Step 7. Regularly search for yourself and your blog in search engines
This is a great way to find out what is being said about you. In addition, you can immediately see the impending storm in the glass, about which you need to warn your employer in advance.
Use Google Alerts to get your blog discussions to your inbox
Step 8. Find a new job
If you really hate your job or think you can do better, then it’s better to leave than to publicly criticize your place of work, despite the fact that your employer trusts you and pays you money. Instead, broadcast from the rostrum about something else, such as a new job or your own business. Remember that you will be tied up the moment you publicly criticize the work, because you will be considered the person who can do it with any company, any person, at any time.

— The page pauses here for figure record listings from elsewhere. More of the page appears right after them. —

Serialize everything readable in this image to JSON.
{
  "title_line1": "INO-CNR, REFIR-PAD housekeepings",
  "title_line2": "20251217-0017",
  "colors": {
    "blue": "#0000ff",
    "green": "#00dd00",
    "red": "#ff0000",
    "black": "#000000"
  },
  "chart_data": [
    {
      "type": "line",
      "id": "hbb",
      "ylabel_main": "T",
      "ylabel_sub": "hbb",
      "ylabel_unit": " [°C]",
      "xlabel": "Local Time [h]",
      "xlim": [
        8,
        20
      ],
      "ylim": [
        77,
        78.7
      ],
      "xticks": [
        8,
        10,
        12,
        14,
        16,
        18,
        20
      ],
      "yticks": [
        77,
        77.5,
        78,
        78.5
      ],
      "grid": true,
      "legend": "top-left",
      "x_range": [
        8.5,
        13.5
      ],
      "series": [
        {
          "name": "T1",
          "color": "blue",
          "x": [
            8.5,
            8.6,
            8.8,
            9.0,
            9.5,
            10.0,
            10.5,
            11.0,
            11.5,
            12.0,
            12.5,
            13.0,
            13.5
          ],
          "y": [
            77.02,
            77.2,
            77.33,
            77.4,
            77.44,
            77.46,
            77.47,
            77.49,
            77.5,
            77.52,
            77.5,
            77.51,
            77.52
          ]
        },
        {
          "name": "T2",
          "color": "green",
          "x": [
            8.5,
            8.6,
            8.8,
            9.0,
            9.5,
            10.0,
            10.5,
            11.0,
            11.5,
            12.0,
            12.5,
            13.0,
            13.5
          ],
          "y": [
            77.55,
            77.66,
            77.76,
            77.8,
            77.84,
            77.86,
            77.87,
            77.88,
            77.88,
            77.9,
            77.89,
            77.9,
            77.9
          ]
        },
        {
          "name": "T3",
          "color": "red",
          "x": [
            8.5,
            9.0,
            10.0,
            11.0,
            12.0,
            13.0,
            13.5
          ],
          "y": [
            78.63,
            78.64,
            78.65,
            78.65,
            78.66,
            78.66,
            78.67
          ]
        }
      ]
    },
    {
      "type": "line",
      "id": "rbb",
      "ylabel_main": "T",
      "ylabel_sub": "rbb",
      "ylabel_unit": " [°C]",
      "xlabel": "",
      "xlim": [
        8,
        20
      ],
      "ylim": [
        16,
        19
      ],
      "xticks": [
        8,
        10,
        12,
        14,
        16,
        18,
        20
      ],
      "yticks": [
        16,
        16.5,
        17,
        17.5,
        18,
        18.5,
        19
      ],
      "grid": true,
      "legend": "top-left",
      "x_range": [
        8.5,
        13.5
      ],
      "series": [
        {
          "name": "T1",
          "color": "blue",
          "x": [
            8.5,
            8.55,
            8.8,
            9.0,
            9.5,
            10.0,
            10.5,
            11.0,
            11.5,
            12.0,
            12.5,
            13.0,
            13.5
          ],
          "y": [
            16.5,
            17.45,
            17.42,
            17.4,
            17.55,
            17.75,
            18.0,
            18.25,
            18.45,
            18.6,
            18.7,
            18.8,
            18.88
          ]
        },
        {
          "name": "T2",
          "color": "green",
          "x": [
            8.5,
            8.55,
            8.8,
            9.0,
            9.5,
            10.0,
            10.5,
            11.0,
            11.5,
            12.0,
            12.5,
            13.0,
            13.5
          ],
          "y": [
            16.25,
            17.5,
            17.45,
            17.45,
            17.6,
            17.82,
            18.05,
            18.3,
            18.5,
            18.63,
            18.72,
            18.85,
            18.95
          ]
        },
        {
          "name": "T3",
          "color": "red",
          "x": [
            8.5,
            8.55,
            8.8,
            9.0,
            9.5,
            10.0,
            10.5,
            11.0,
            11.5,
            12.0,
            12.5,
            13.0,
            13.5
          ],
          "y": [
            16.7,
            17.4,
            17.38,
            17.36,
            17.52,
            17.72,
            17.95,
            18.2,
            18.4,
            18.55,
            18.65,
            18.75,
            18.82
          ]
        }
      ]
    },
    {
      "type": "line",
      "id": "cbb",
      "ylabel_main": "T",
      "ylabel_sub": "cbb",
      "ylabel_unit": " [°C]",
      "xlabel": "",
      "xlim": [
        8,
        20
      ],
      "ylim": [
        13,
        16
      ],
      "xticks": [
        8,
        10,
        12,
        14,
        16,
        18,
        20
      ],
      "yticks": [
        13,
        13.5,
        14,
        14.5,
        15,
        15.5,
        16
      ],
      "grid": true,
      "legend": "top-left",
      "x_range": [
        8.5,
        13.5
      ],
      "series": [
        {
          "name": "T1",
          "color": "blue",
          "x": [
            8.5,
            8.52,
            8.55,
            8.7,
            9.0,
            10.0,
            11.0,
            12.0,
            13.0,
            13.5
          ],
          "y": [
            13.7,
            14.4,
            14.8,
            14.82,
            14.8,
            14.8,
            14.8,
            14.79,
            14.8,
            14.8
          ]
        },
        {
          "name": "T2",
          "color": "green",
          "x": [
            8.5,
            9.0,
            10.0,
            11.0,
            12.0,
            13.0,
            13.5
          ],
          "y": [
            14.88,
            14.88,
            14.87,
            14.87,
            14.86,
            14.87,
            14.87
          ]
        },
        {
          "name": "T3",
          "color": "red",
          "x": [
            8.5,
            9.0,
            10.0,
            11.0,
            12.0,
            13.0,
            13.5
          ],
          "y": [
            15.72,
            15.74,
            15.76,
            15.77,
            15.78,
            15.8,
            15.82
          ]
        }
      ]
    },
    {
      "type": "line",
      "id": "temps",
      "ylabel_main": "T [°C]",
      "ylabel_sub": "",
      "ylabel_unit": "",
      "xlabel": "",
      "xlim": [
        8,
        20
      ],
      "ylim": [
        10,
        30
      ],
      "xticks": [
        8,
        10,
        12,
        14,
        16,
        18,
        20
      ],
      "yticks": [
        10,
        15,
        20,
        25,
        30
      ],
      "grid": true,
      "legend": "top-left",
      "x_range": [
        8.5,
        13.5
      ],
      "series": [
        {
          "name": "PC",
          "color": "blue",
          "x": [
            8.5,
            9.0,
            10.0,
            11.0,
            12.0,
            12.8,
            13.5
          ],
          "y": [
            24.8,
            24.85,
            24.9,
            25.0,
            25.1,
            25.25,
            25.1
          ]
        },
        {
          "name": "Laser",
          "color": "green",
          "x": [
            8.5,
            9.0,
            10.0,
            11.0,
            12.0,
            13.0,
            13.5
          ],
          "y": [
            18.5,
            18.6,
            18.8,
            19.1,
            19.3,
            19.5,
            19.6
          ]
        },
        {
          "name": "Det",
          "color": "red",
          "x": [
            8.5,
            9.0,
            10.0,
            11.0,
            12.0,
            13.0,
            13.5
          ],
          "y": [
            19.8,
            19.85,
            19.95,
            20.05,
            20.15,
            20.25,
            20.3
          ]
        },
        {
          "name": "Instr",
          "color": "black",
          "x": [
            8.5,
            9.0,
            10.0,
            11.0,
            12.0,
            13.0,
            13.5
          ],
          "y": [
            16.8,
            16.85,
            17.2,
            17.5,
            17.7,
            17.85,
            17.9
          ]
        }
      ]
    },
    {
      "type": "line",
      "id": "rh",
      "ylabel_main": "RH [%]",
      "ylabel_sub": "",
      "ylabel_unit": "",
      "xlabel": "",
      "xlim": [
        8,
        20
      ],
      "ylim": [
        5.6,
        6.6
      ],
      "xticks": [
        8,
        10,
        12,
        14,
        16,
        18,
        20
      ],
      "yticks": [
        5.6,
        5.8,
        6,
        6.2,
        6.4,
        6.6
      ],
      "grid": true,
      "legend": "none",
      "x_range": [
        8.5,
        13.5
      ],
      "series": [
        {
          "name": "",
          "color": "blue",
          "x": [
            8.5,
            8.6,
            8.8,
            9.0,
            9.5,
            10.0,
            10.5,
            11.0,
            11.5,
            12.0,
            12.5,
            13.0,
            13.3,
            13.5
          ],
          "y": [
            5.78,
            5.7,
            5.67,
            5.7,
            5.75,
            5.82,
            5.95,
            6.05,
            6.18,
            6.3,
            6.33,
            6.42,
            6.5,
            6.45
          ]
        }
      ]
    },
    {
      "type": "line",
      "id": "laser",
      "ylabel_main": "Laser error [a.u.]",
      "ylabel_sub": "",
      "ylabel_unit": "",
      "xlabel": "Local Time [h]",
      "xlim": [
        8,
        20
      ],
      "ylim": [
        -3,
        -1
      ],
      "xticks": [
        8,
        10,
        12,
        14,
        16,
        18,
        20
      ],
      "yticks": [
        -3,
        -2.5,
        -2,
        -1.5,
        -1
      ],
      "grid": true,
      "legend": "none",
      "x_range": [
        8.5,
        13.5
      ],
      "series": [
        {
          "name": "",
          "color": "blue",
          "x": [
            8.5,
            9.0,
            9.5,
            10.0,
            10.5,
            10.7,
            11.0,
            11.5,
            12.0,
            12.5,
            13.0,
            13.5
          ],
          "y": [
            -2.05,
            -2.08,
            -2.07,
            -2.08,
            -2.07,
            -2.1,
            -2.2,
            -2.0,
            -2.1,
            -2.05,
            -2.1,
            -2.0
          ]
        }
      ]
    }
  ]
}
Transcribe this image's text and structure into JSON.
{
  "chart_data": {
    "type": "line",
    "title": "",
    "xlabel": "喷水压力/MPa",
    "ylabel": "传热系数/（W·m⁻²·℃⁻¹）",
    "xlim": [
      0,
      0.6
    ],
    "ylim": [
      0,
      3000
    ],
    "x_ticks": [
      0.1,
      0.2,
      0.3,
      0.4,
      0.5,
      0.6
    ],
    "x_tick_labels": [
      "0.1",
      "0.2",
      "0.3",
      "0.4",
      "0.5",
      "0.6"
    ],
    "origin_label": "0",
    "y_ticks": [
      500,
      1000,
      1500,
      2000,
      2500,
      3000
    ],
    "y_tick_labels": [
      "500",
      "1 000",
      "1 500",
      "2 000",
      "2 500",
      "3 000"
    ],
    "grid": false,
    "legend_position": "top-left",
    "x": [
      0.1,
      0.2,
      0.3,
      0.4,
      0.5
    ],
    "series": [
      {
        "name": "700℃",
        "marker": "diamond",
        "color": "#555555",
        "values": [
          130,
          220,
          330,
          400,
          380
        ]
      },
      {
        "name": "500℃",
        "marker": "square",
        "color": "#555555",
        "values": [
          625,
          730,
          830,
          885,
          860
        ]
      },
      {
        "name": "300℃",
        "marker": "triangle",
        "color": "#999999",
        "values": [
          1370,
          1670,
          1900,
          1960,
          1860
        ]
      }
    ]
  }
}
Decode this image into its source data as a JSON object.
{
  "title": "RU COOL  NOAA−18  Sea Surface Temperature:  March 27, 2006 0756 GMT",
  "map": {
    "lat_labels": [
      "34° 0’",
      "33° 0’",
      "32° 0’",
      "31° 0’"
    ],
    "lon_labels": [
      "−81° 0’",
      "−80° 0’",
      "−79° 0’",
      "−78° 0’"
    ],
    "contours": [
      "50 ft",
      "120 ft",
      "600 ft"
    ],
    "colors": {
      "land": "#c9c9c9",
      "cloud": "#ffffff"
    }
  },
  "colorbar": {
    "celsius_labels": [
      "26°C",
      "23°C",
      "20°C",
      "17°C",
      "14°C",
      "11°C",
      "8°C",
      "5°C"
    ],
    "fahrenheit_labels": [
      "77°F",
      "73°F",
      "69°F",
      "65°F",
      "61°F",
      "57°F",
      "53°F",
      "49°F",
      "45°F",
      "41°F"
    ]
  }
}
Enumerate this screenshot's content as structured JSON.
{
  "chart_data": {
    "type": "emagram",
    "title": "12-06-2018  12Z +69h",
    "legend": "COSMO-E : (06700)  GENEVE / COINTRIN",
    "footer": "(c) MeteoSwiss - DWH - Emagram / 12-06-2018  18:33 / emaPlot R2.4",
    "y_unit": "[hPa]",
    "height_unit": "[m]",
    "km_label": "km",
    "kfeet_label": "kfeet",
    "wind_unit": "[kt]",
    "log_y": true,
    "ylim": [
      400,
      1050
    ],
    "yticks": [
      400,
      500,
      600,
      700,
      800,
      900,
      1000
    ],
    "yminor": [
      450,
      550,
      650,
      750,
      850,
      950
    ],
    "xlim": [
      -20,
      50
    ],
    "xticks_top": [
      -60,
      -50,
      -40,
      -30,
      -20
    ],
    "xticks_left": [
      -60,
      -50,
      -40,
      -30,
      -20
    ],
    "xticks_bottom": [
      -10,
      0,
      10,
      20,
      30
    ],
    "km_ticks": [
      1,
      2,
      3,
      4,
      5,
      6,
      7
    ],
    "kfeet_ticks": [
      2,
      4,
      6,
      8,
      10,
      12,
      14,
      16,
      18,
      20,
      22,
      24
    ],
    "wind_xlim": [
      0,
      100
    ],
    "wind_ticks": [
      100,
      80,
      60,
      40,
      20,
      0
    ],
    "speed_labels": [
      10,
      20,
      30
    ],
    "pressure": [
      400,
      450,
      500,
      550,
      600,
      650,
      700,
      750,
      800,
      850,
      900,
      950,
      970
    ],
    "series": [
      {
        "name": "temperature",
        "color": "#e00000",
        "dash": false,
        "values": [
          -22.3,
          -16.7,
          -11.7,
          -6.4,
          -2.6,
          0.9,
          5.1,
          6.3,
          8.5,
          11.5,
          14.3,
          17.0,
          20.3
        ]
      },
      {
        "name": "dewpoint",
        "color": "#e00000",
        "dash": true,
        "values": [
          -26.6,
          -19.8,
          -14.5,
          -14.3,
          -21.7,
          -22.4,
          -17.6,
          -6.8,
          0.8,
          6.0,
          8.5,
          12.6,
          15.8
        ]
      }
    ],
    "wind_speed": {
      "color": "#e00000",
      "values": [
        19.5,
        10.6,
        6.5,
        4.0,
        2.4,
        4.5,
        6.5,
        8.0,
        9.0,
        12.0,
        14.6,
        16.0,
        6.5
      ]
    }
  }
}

Do you want to be treated this way when trying to find a new job in the future?
- Remember, the internet will tolerate everything. Whatever you write, it will remain in some form on the Internet, even if you delete it. When in doubt, never post this.
- All of these steps also apply to microblogging. A paragraph of text below an image on Flickr or a 140-letter tweet on Twitter telling you how much you hate your job is easy to find (try typing "I hate my job" on Facebook, Twitter, Flickr, and you will see what appears in response …).
- Remember that even "anonymous" comments will leave a mark on your ISP. If you leave comments in a forum, blog, etc. from your workplace, you will be in the line of fire when any negative or offensive comment is tracked back to your workplace.
- Do not post anything when you are tired or in a bad mood. You won't be able to delete your post later, and your opinion will most likely change when you get enough sleep.